LLVMCAS Upstreaming
From what feels like ages ago, we posted our RFC about integrating Content Addressable Storage into LLVM to enable compiler caching (RFC: Add an LLVM CAS library and experiment with fine-grained caching for builds). If you don’t remember the details, you can also watch our LLVM dev meeting talk (https://youtu.be/E9GdNKjGZ7Y) and read about our round-table summary from the meeting (Round Table about CAS and Compiler Caching in 2022 LLVM Dev Mtg).
While we got initial good feedback from the community, we struggled to find reviewers for our patches when we started the upstreaming process. Thanks to @dblakie and others put in time and effort to provide valuable feedback, but we didn’t quite get enough feedbacks to comfortably land our changes for such a major new component. Even though there isn’t much action happening here, we definitely didn’t give up on the CAS or compiler caching. We continue to work on downstream (GitHub - apple/llvm-project: The LLVM Project is a collection of modular and reusable compiler and toolchain technologies. This fork is used to manage Apple’s stable releases of Clang as well as support the Swift project.) and improve on what we proposed. Since then, we have clang modules working with CAS and we prototyped CAS support into swift compiler as well.
Now with llvm-17 branched, it is a good time to revisit CAS upstreaming and we need your help. If you are interested in CAS, caching and build performance, please help us upstream our implementation. The overall changes are big and I will try to break down into different parts so reviewers can have easier time. Let me know if you can help with any of them so I can add you as reviewer (as I create even more patches).
CAS Implementation
We have both in-memory and on-disk implementations with basic functions. Even though we haven’t done much performance tuning yet, our implementation is very efficient (e.g. small on disk size without compression) and fast (loading/traversing CAS objects). It can be broken down into 3 different categories:
- Underlying data-structures, mostly contributing to ADT. Both in-memory and on disk lock-free TRIE data structures and other concurrent data structures that are used to implement Content Addressable Storage.
- CAS implementation on top of those data structures.

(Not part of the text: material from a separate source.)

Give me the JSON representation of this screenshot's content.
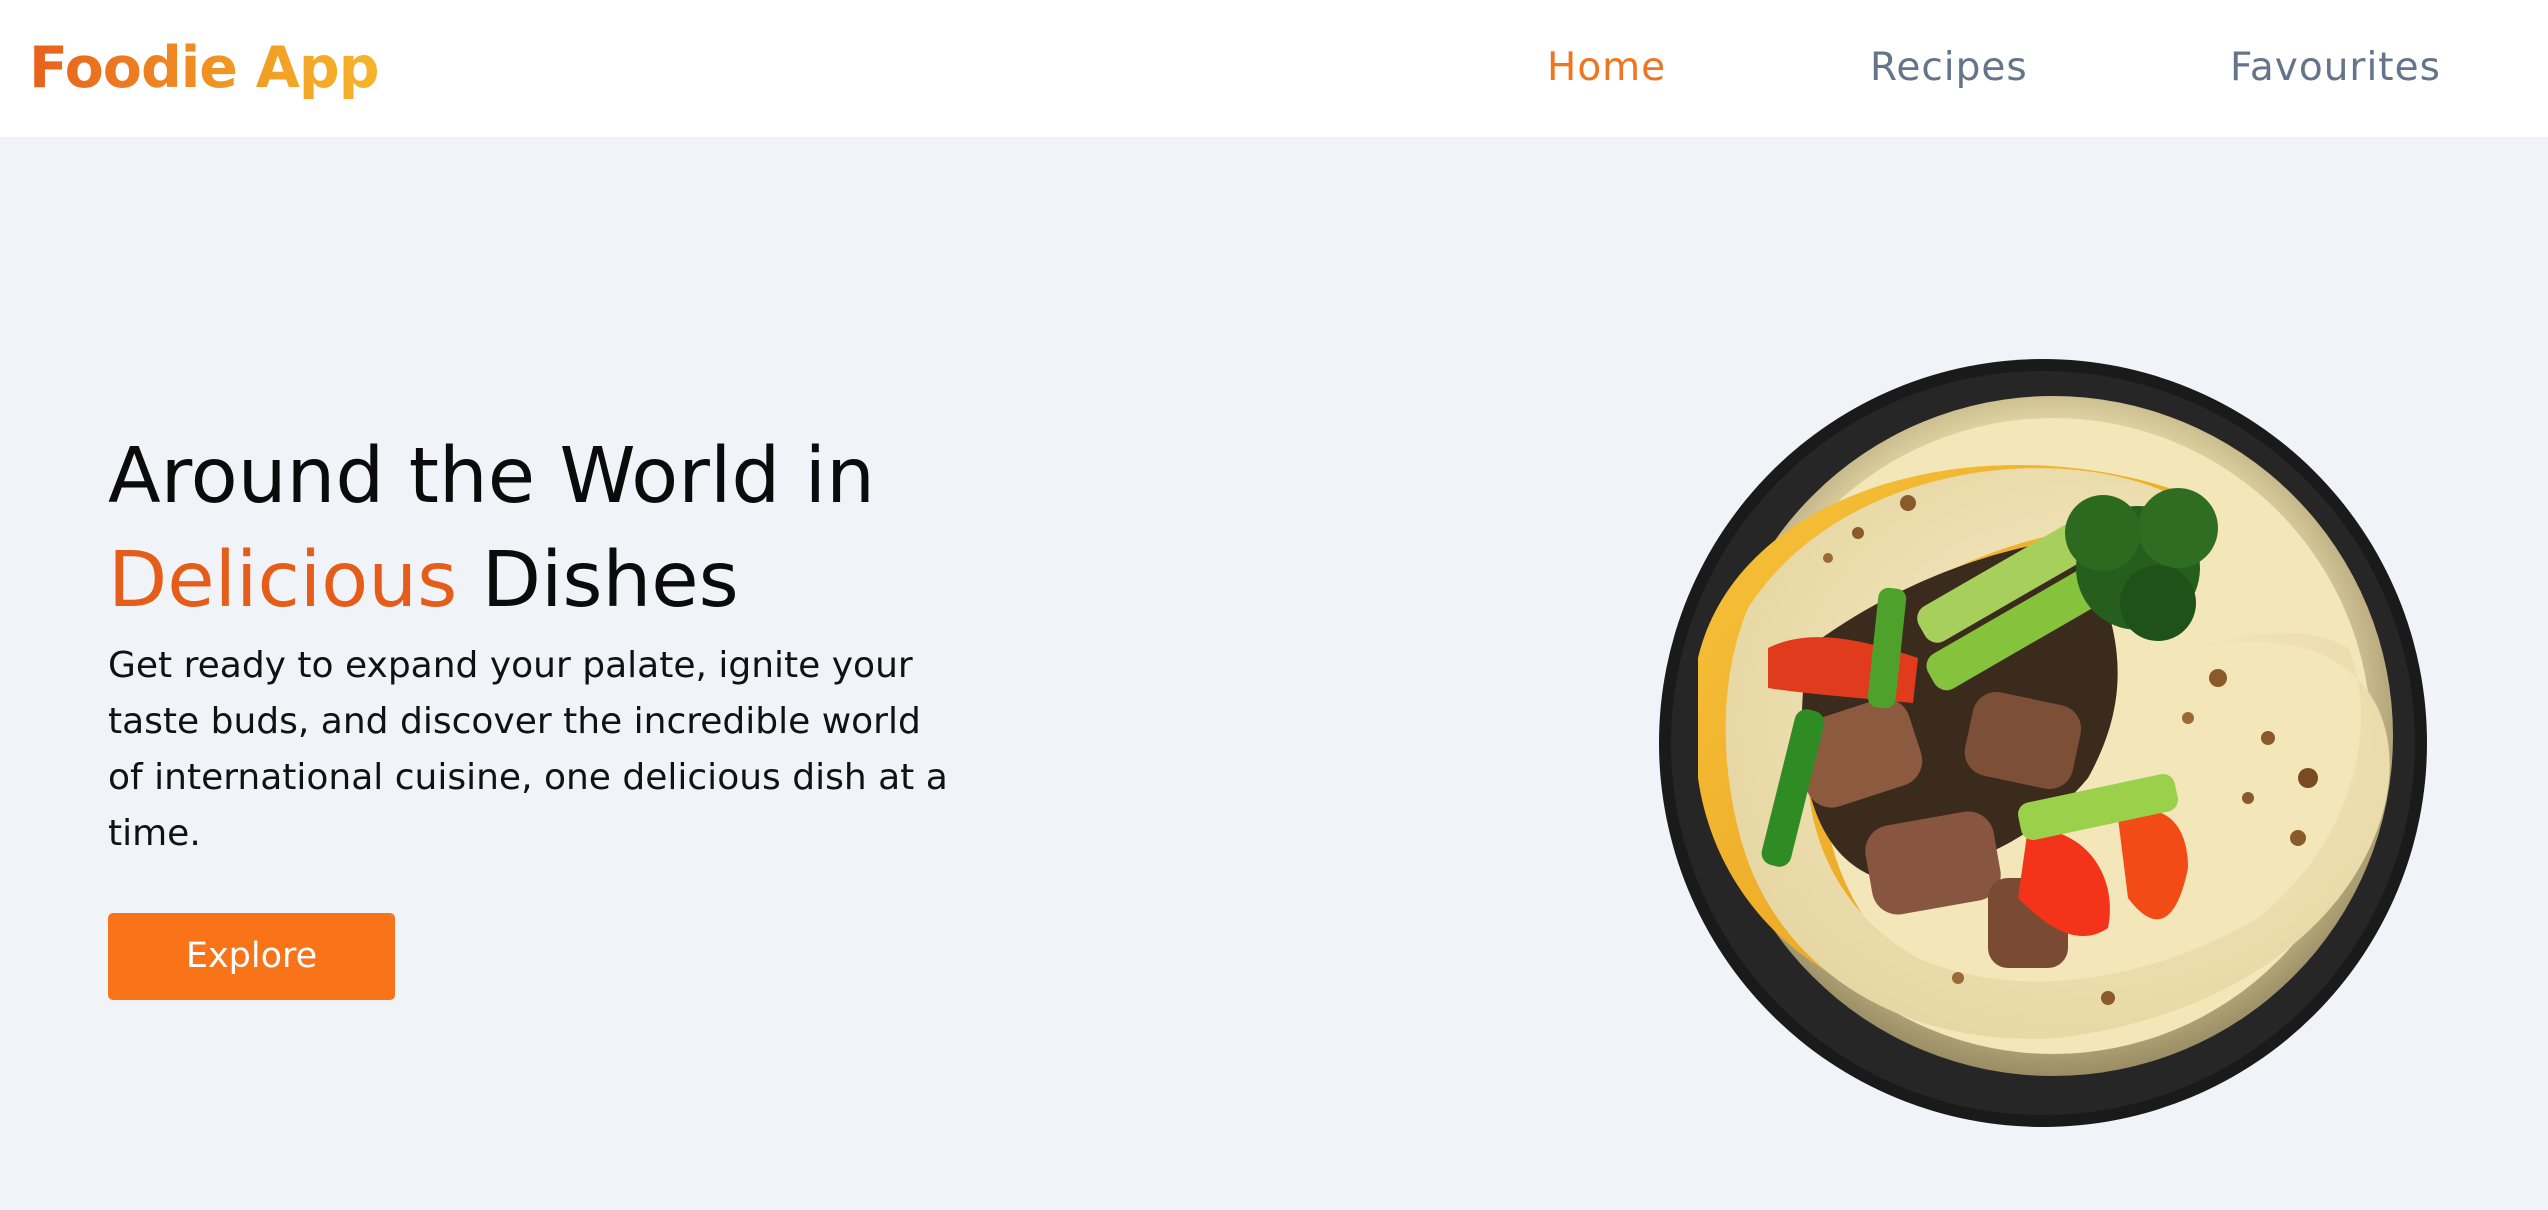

- On top of that, we also need feedback for CAS APIs that can be used to integrate CAS into different tools and provide higher level functions. Example from downstream is: https://github.com/apple/llvm-project/blob/experimental/cas/main/llvm/include/llvm/CAS/UnifiedOnDiskCache.h
Clang Integration
- llvm VirtualOutputBackends: utilities to virtualize compiler outputs so outputs can be re-direct/mirror into different
OutputBackend
. It is a useful tool to integrate CAS into various tools (clang, llvm-tblgen, swift, etc). - clang dependency scanning daemon: an out-of-process dependency scanner daemon, which an ongoing GSoC project is also actively exploring:
clang -cc1depscand
which starts a daemon from clang binary- clang-driver can coordinate caching build without build system support with daemon
- Currently, it has a very simple protocol and communicate with clang processes via Unix socket (needs to support non-Unix platforms)
- Clang cache integration: with CAS and dependency scanner, implement clang cache that is sound by natural.
Other
- MCCAS ObjectFormat: using CAS to efficiently store object files, which is very well received during dev-meeting. It is lower on priority list because its dependency on rest of the work.
Current patches need review:
- https://reviews.llvm.org/D133503: Support: Add proxies for raw_ostream and raw_pwrite_stream
- https://reviews.llvm.org/D133504: Support: Add vfs::OutputBackend and OutputFile to virtualize compiler outputs
- https://reviews.llvm.org/D133509: Frontend: Adopt llvm::vfs::OutputBackend in CompilerInstance
- https://reviews.llvm.org/D133715: [ADT] Add TrieRawHashMap
- https://reviews.llvm.org/D133716: [CAS] Add LLVMCAS library with InMemoryCAS implementation
There are still lots of patches need to be created. If you want to see some areas mentioned above being prioritied, please let me know so I can adjust my work.